ATDTDA (14): Frank, who had never flown before, 392-394
Paul Nightingale
isreading at btinternet.com
Wed Aug 8 10:15:10 CDT 2007
According to El Espinero Frank "need[s] practice in seeing": he has failed
to match his hunger to the rabbit, ie the means to satisfying hunger. Seeing
implies that what he sees cannot be suppressed (ie seeing "as much as he had
to", 391); as El Espinero says, he has "fallen into the habit" of seeing the
wrong things. However, the clarity of vision that Espinero has in mind
involves hallucination: "Frank was taken out of himself ." etc (392), a
lengthy statement that amounts to a denial of everything he had thought he
amounted to, another kind of Other Side. This experience is inseparable from
his union (of sorts) with "young Estrella"; and again he is shown the way,
not quite wandering aimlessly perhaps, but still reactive rather than
proactive.
Subsequently he does "[find] himself wandering a stone labyrinth" (393), the
ideal image for Frank's progress through AtD: ". each time he chose a
branch, thinking it would lead him out to open air, it only took him
deeper". Cf. the opening of the previous section, in particular: ". allowing
himself at last to be swallowed by, rather than actively penetrating, the
immemorial mystery of these mountains" (391), following an earlier image of
flight ("higher than the last roofless wall ." etc).

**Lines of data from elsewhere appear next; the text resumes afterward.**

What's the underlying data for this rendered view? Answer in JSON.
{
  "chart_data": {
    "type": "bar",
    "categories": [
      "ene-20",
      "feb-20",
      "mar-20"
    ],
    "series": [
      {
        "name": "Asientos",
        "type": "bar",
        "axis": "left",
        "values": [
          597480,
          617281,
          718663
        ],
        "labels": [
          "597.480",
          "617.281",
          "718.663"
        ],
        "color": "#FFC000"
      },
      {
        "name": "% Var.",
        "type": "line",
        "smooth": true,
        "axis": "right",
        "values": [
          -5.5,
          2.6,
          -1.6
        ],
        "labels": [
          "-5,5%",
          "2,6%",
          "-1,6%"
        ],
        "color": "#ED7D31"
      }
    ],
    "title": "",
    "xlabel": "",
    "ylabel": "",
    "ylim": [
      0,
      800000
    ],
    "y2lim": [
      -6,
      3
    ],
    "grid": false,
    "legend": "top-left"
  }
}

Estrella becomes a storyteller, ie she imposes order on the narrative when
describing the origins of the desert, "at the same time becom[ing] Estrella
Briggs". Earlier she had "reminded [him] so abruptly of the other Estrella"
(390), but he could confidently claim to tell them apart ("she was not
Estrella Briggs"). No longer, it seems. Subsequently we're told: "At no
point in this did Frank think he was dreaming ." etc (393). The experience
seems realistic (it "ha[s] the alert immediacy of daytime Mexico ." etc) but
is essentially useless: for Frank, knowledge has to be applicable.